Émoi des deux côtés de l’Atlantique

En Grande-Bretagne, un homme pose une affiche pour manifester sa colère contre Cambridge Analytica et son directeur général, Alexander Nix.
Photo: Daniel Leal-Olivas Agence France-Presse En Grande-Bretagne, un homme pose une affiche pour manifester sa colère contre Cambridge Analytica et son directeur général, Alexander Nix.

Au lendemain des révélations concernant « le scandale Cambridge Analytica », qui a plongé Facebook dans la tourmente, les autorités chargées de la protection des données des deux côtés de l’Atlantique ont décidé d’enquêter pour éclaircir l’affaire.

Lundi, plusieurs médias ont révélé que la société britannique Cambridge Analytica a récupéré sans leur consentement les données personnelles publiées sur Facebook de 50 millions d’utilisateurs américains, à des fins commerciales et politiques. Le but était de créer un logiciel capable de prédire et d’influencer le vote des électeurs, notamment lors du scrutin présidentiel américain de 2016.

Devant la gravité de l’affaire, les procureurs de New York et du Massachusetts, imités par la Federal Trade Commission (FTC) — régulateur américain du commerce —, ont officiellement lancé leur enquête pour démêler le dossier.

De l’autre côté de l’Atlantique, au Royaume-Uni, l’Information Commissionner’s Office (ICO), a aussi demandé l’autorisation de faire enquête, espérant pouvoir « fouiller les serveurs » et « effectuer une vérification des données ». Le régulateur britannique a assuré qu’il avait dès le 7 mars demandé au cabinet britannique un accès à ses dossiers, mais n’avait pas obtenu de réponse « dans les délais impartis ».

Les députés britanniques ont également convoqué en comité parlementaire le fondateur et président-directeur général de Facebook, Mark Zuckerberg, qui a jusqu’à lundi prochain pour répondre. Le jeune milliardaire a aussi été invité à s’expliquer devant le Parlement européen.

Facebook et Cambridge Analytica se défendent

Cambridge Analytica continuait de nier catégoriquement les allégations mardi. Le conseil d’administration a cependant suspendu le directeur général, Alexander Nix, le temps de l’enquête.

De son côté, Facebook s’est dit mardi « scandalisé d’avoir été trompé » par l’utilisation des données de ses utilisateurs par la société Cambridge Analytica.
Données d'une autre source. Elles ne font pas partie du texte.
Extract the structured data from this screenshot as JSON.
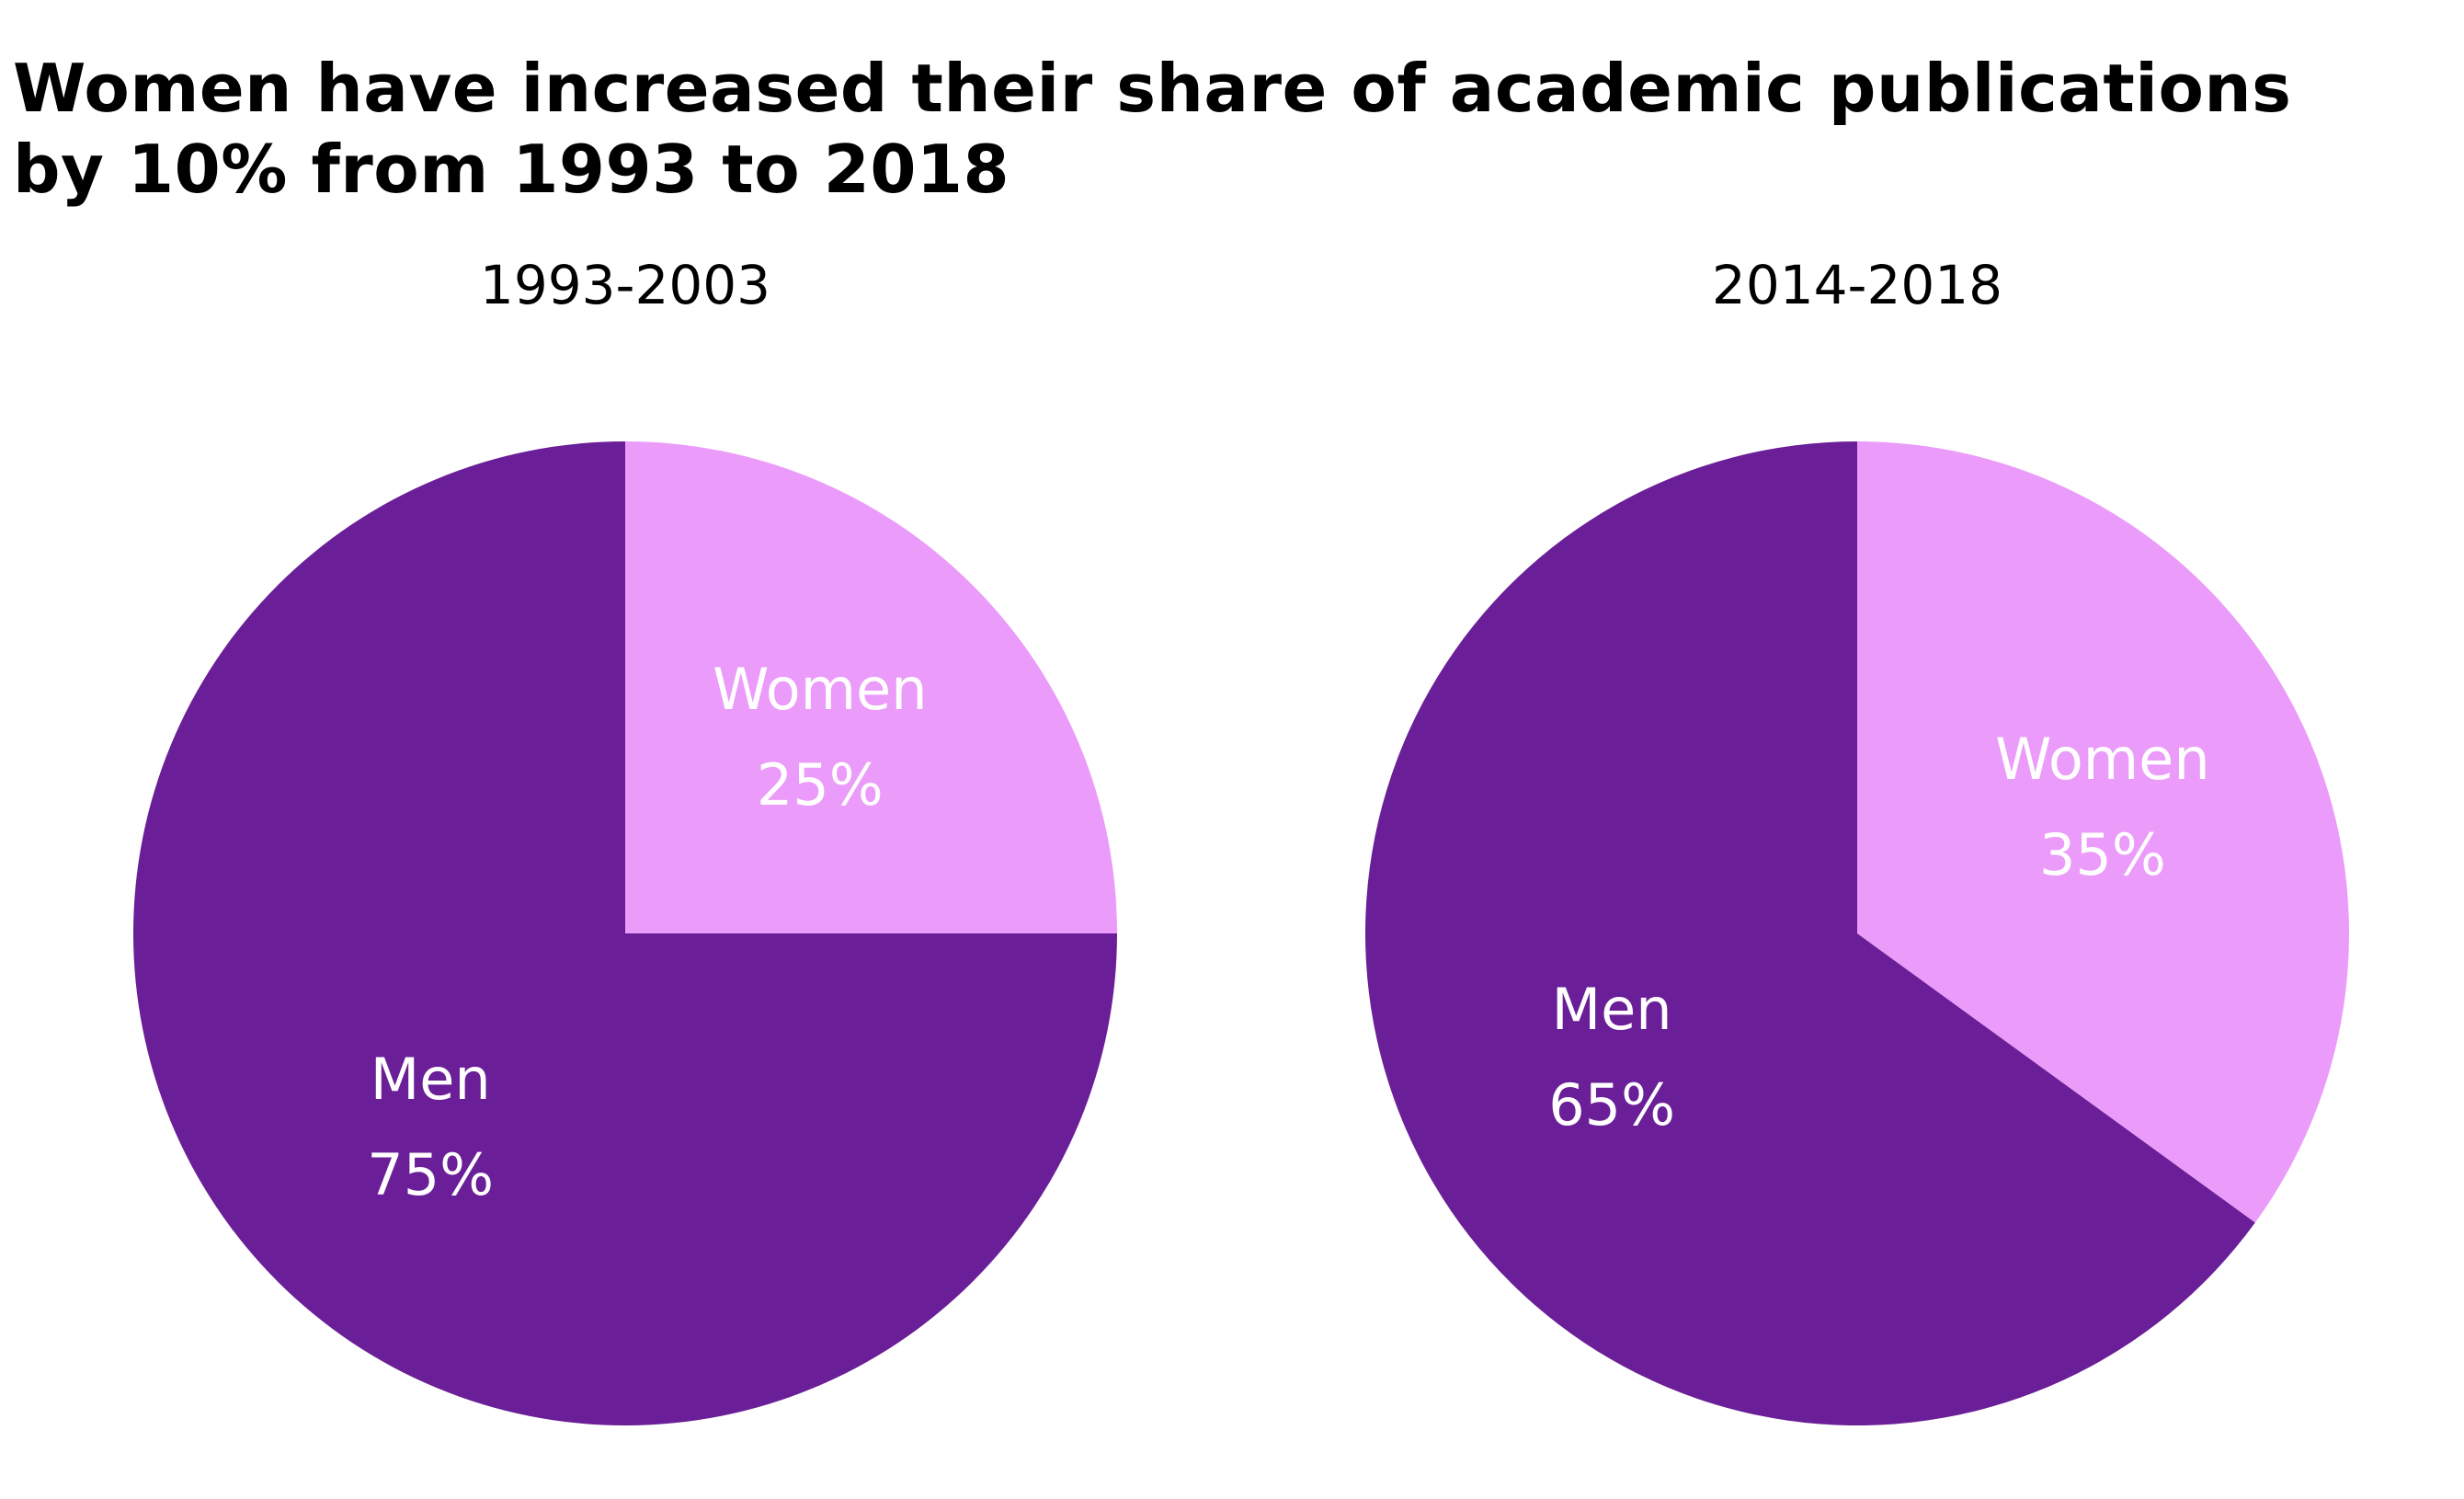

Un porte-parole du groupe a affirmé que les dirigeants « travaillaient sans relâche pour obtenir tous les faits et prendre les mesures nécessaires, car ils comprennent la gravité du problème ».
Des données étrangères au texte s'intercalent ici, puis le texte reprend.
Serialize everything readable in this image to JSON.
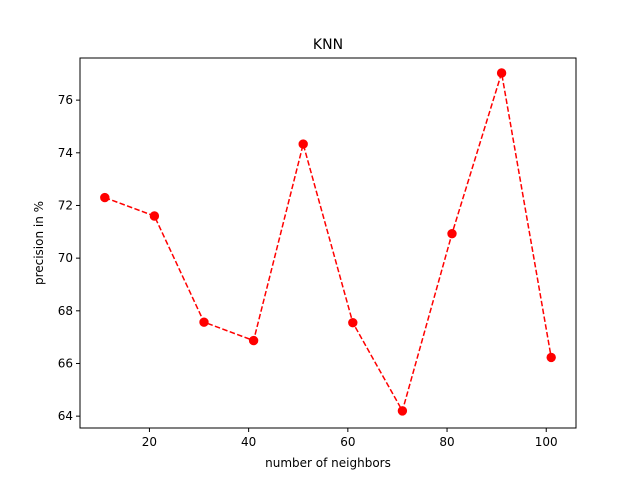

Le scandale a grandement affecté le réseau social lundi, dont l’action a chuté de 6,8 % à la Bourse de New York.

Le réseau social ne devrait pas s’inquiéter pour autant de sa popularité, croit le chercheur en sécurité informatique à l’Université de Sherbrooke Marc-André Léger. « Même s’il perd 10 % de ses utilisateurs, ce ne sera pas significatif, dit-il. On parle d’un énorme réseau social qui compte 2,13 milliards d’abonnés. »

Droit à la vie privée ?

Cette histoire vient resserrer l’étau autour de Facebook, Google et Twitter, accusés depuis des mois de servir des entités liées à la Russie pour manipuler l’opinion publique, notamment lors de la campagne présidentielle américaine ou encore du référendum sur le Brexit en 2016.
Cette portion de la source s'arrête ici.